Saya pun tertegun. Ya, inilah fungsi misi hidup. Ia mestilah memberi arah dan tujuan. Sebab sedemikian banyak persimpangan dalam hidup, lelah lah kita jika tak memiliki tujuan yang jelas. Tanpa misi, setiap persimpangan akan menjadi titik melelahkan.

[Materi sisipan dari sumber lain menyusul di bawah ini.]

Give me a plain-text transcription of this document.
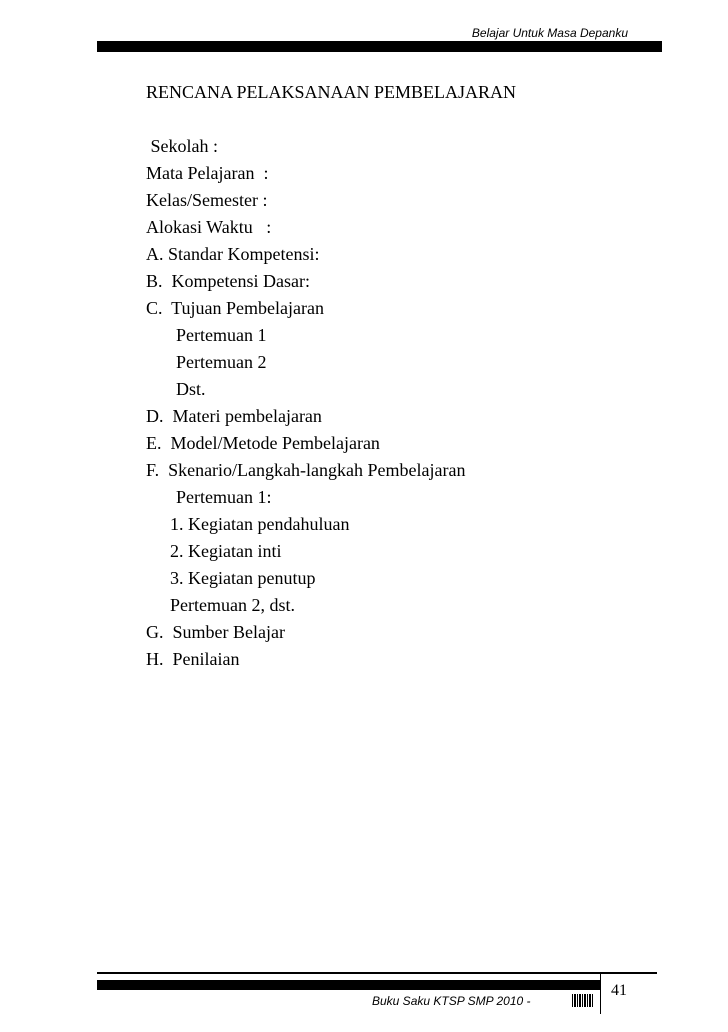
Belajar Untuk Masa Depanku
RENCANA PELAKSANAAN PEMBELAJARAN
Sekolah :
Mata Pelajaran  :
Kelas/Semester :
Alokasi Waktu   :
A. Standar Kompetensi:
B.  Kompetensi Dasar:
C.  Tujuan Pembelajaran
Pertemuan 1
Pertemuan 2
Dst.
D.  Materi pembelajaran
E.  Model/Metode Pembelajaran
F.  Skenario/Langkah-langkah Pembelajaran
Pertemuan 1:
1. Kegiatan pendahuluan
2. Kegiatan inti
3. Kegiatan penutup
Pertemuan 2, dst.
G.  Sumber Belajar
H.  Penilaian
41
Buku Saku KTSP SMP 2010 -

Maka cobalah. Lakukan tes. Setiap kali Anda mengalami sebuah persimpangan, kegalauan, baca Pernyataan Misi Pribadi Anda. Renungkan baik-baik, dan biarkan jawaban muncul.

Mungkinkah terjadi tak muncul sebuah jawaban pun?

Sangat mungkin. Dan itu adalah pertanda bahwa kita perlu menengok kembali Pernyataan Misi yang telah kita tulis. Bisa jadi ia perlu dipertajam, diolah kembali, dideteksi ulang. Misi yang saya pegang saat ini sudah merupakan revisi ketiga, setelah yang sebelumnya tidak lagi mampu memberi arah yang jelas dan energi yang cukup kuat.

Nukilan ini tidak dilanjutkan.